Die Mehrheit hier im Forum versucht wahlweise die linksliberalen Identitäts- und Diversitätsakrobaten oder die Regierung mit einer plumpen, weil völlig verfehlten Umdeutung des Faschismusbegriffs als Faschisten zu brandmarken. Das sind sie selbstverständlich nicht. Sie sind die verwirrte Speerspitze aufgeklärten Bürgertums, das entweder für die selbst geschaffenen Probleme keine systemischen Lösungen mehr hat und deshalb in idealistische Scheinlösungen wie Sprach-Genderismus oder Kultur-Diversität verfällt oder als Regierung die kapitalistischen Verwerfungen sozialer und ökologischer Art verwaltet, aber keinesfalls löst, weil sie diese nicht lösen kann.
Faschismus als Begriff in der linken Diskussion meint nicht den italienischen Faschismus (auch wenn der Name sich darauf bezieht), sondern eine bestimmte Herrschaftsform des Kapitals.

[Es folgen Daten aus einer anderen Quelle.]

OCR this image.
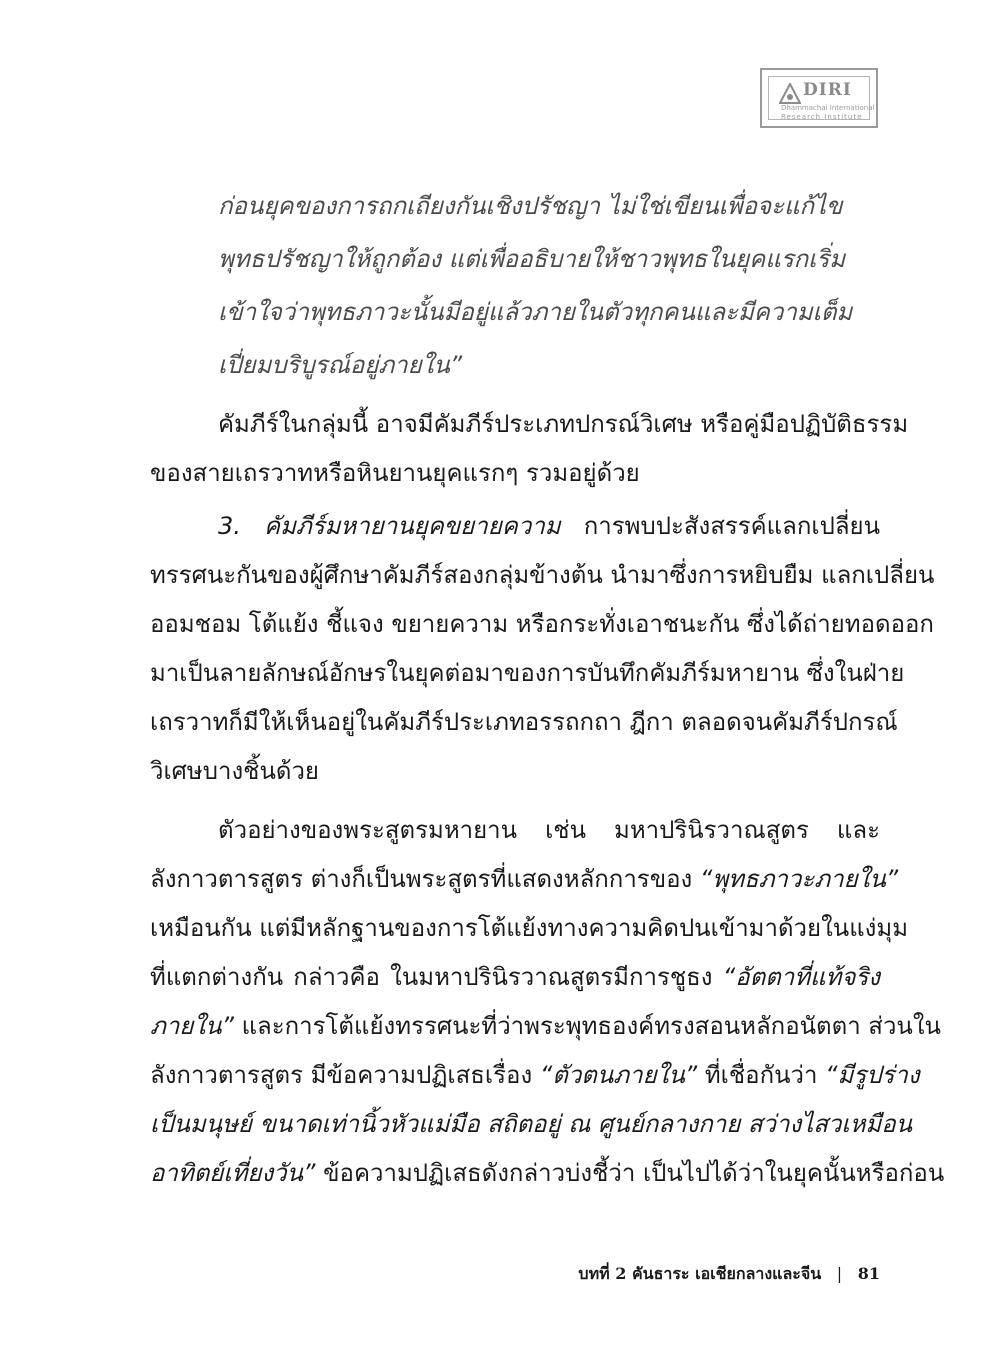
DIRI
Dhammachai International
Research Institute
ก่อนยุคของการถกเถียงกันเชิงปรัชญา ไม่ใช่เขียนเพื่อจะแก้ไข
พุทธปรัชญาให้ถูกต้อง แต่เพื่ออธิบายให้ชาวพุทธในยุคแรกเริ่ม
เข้าใจว่าพุทธภาวะนั้นมีอยู่แล้วภายในตัวทุกคนและมีความเต็ม
เปี่ยมบริบูรณ์อยู่ภายใน”
คัมภีร์ในกลุ่มนี้ อาจมีคัมภีร์ประเภทปกรณ์วิเศษ หรือคู่มือปฏิบัติธรรม
ของสายเถรวาทหรือหินยานยุคแรกๆ รวมอยู่ด้วย
3. คัมภีร์มหายานยุคขยายความ การพบปะสังสรรค์แลกเปลี่ยน
ทรรศนะกันของผู้ศึกษาคัมภีร์สองกลุ่มข้างต้น นำมาซึ่งการหยิบยืม แลกเปลี่ยน
ออมชอม โต้แย้ง ชี้แจง ขยายความ หรือกระทั่งเอาชนะกัน ซึ่งได้ถ่ายทอดออก
มาเป็นลายลักษณ์อักษรในยุคต่อมาของการบันทึกคัมภีร์มหายาน ซึ่งในฝ่าย
เถรวาทก็มีให้เห็นอยู่ในคัมภีร์ประเภทอรรถกถา ฎีกา ตลอดจนคัมภีร์ปกรณ์
วิเศษบางชิ้นด้วย
ตัวอย่างของพระสูตรมหายาน เช่น มหาปรินิรวาณสูตร และ
ลังกาวตารสูตร ต่างก็เป็นพระสูตรที่แสดงหลักการของ “พุทธภาวะภายใน”
เหมือนกัน แต่มีหลักฐานของการโต้แย้งทางความคิดปนเข้ามาด้วยในแง่มุม
ที่แตกต่างกัน กล่าวคือ ในมหาปรินิรวาณสูตรมีการชูธง “อัตตาที่แท้จริง
ภายใน” และการโต้แย้งทรรศนะที่ว่าพระพุทธองค์ทรงสอนหลักอนัตตา ส่วนใน
ลังกาวตารสูตร มีข้อความปฏิเสธเรื่อง “ตัวตนภายใน” ที่เชื่อกันว่า “มีรูปร่าง
เป็นมนุษย์ ขนาดเท่านิ้วหัวแม่มือ สถิตอยู่ ณ ศูนย์กลางกาย สว่างไสวเหมือน
อาทิตย์เที่ยงวัน” ข้อความปฏิเสธดังกล่าวบ่งชี้ว่า เป็นไปได้ว่าในยุคนั้นหรือก่อน
บทที่ 2 คันธาระ เอเชียกลางและจีน | 81
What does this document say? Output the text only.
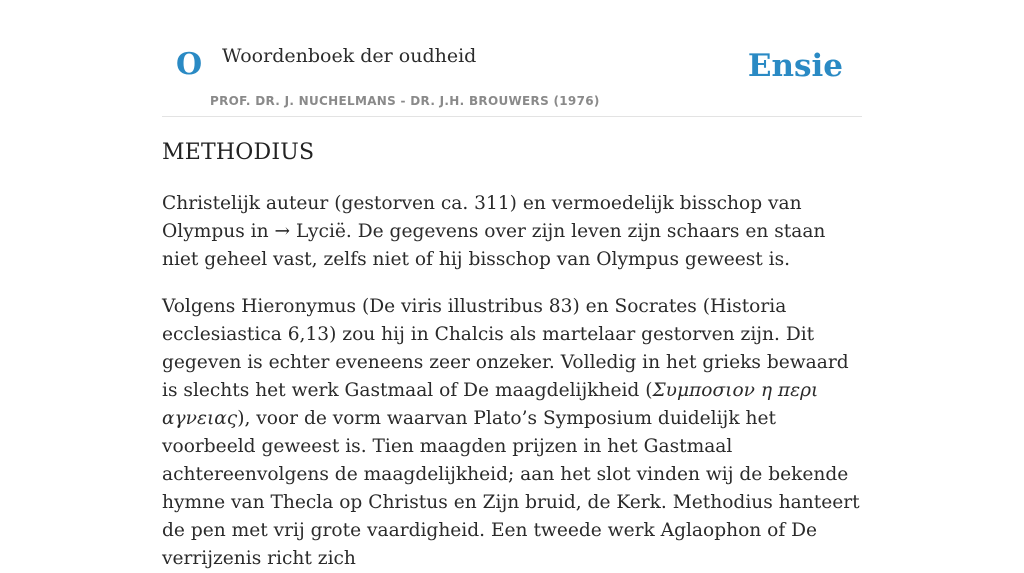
O Woordenboek der oudheid
PROF. DR. J. NUCHELMANS - DR. J.H. BROUWERS (1976)
Ensie
METHODIUS

Christelijk auteur (gestorven ca. 311) en vermoedelijk bisschop van Olympus in → Lycië. De gegevens over zijn leven zijn schaars en staan niet geheel vast, zelfs niet of hij bisschop van Olympus geweest is.

Volgens Hieronymus (De viris illustribus 83) en Socrates (Historia ecclesiastica 6,13) zou hij in Chalcis als martelaar gestorven zijn. Dit gegeven is echter eveneens zeer onzeker. Volledig in het grieks bewaard is slechts het werk Gastmaal of De maagdelijkheid (Συμποσιον η περι αγνειας), voor de vorm waarvan Plato’s Symposium duidelijk het voorbeeld geweest is. Tien maagden prijzen in het Gastmaal achtereenvolgens de maagdelijkheid; aan het slot vinden wij de bekende hymne van Thecla op Christus en Zijn bruid, de Kerk. Methodius hanteert de pen met vrij grote vaardigheid. Een tweede werk Aglaophon of De verrijzenis richt zich
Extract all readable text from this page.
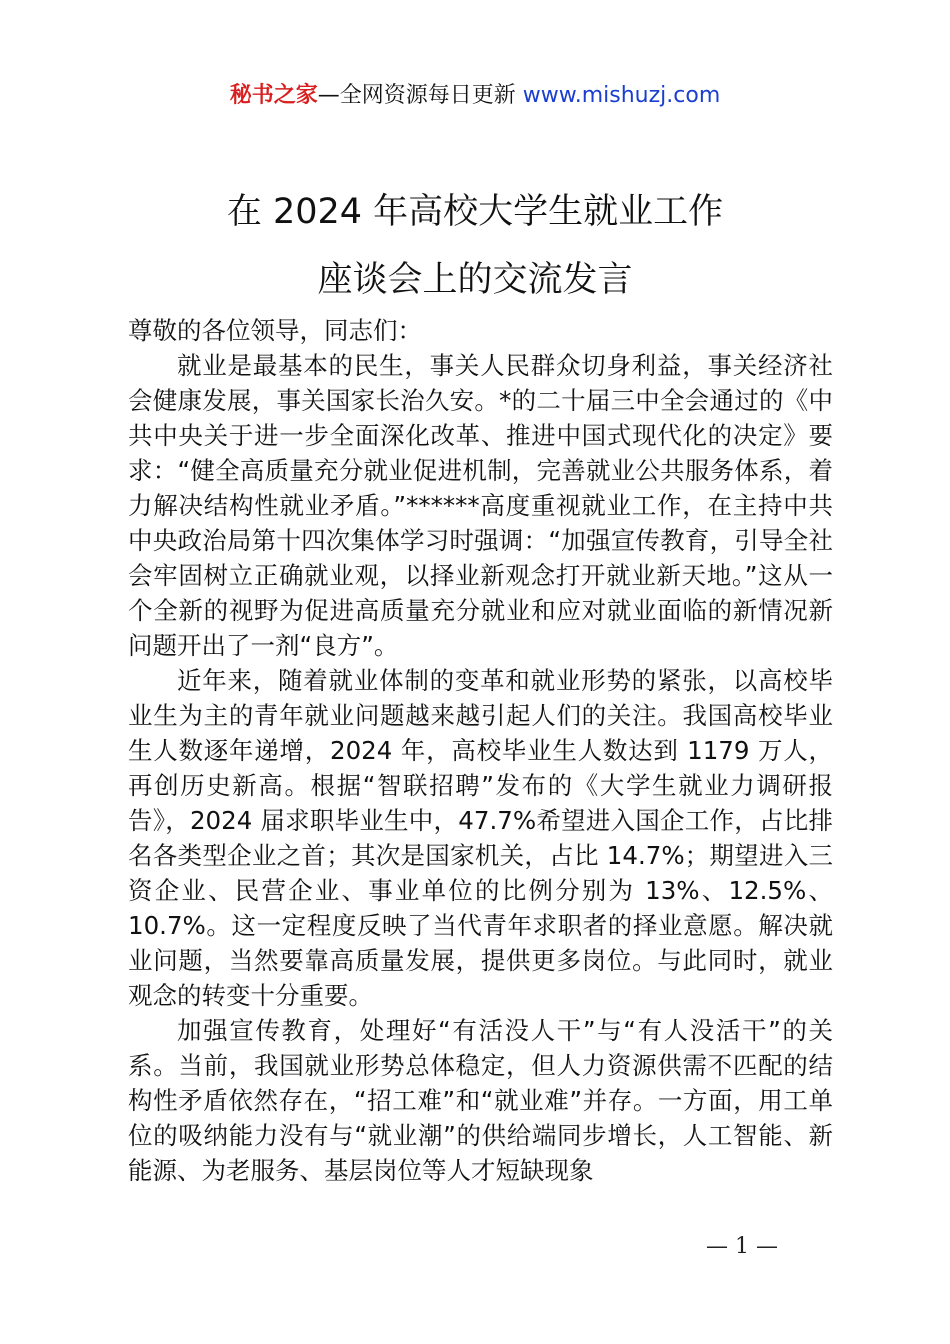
秘书之家—全网资源每日更新 www.mishuzj.com
在 2024 年高校大学生就业工作
座谈会上的交流发言

尊敬的各位领导，同志们：

就业是最基本的民生，事关人民群众切身利益，事关经济社会健康发展，事关国家长治久安。*的二十届三中全会通过的《中共中央关于进一步全面深化改革、推进中国式现代化的决定》要求：“健全高质量充分就业促进机制，完善就业公共服务体系，着力解决结构性就业矛盾。”******高度重视就业工作，在主持中共中央政治局第十四次集体学习时强调：“加强宣传教育，引导全社会牢固树立正确就业观，以择业新观念打开就业新天地。”这从一个全新的视野为促进高质量充分就业和应对就业面临的新情况新问题开出了一剂“良方”。

近年来，随着就业体制的变革和就业形势的紧张，以高校毕业生为主的青年就业问题越来越引起人们的关注。我国高校毕业生人数逐年递增，2024 年，高校毕业生人数达到 1179 万人，再创历史新高。根据“智联招聘”发布的《大学生就业力调研报告》，2024 届求职毕业生中，47.7%希望进入国企工作，占比排名各类型企业之首；其次是国家机关，占比 14.7%；期望进入三资企业、民营企业、事业单位的比例分别为 13%、12.5%、10.7%。这一定程度反映了当代青年求职者的择业意愿。解决就业问题，当然要靠高质量发展，提供更多岗位。与此同时，就业观念的转变十分重要。

加强宣传教育，处理好“有活没人干”与“有人没活干”的关系。当前，我国就业形势总体稳定，但人力资源供需不匹配的结构性矛盾依然存在，“招工难”和“就业难”并存。一方面，用工单位的吸纳能力没有与“就业潮”的供给端同步增长，人工智能、新能源、为老服务、基层岗位等人才短缺现象

— 1 —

Hier nur eine (!) Definition, nämlich die von Reinhard Opitz aus dem Buch "Faschismus und Neo-Faschismus", 1984, S. 240 ff (teils als Zitat, teils paraphrasiert):
"Die besondere geschichtliche Funktion des Faschismus besteht darin, in einer monopolkapitalistischen Gesellschaft dem Finanzkapital [verstanden als Fusion des Industrie-, Handels- und Bankkapitals] den Übergang zu seiner terroristischen Diktatur zu ermöglichen [...] bzw. diese terroristische Diktatur zu realisieren."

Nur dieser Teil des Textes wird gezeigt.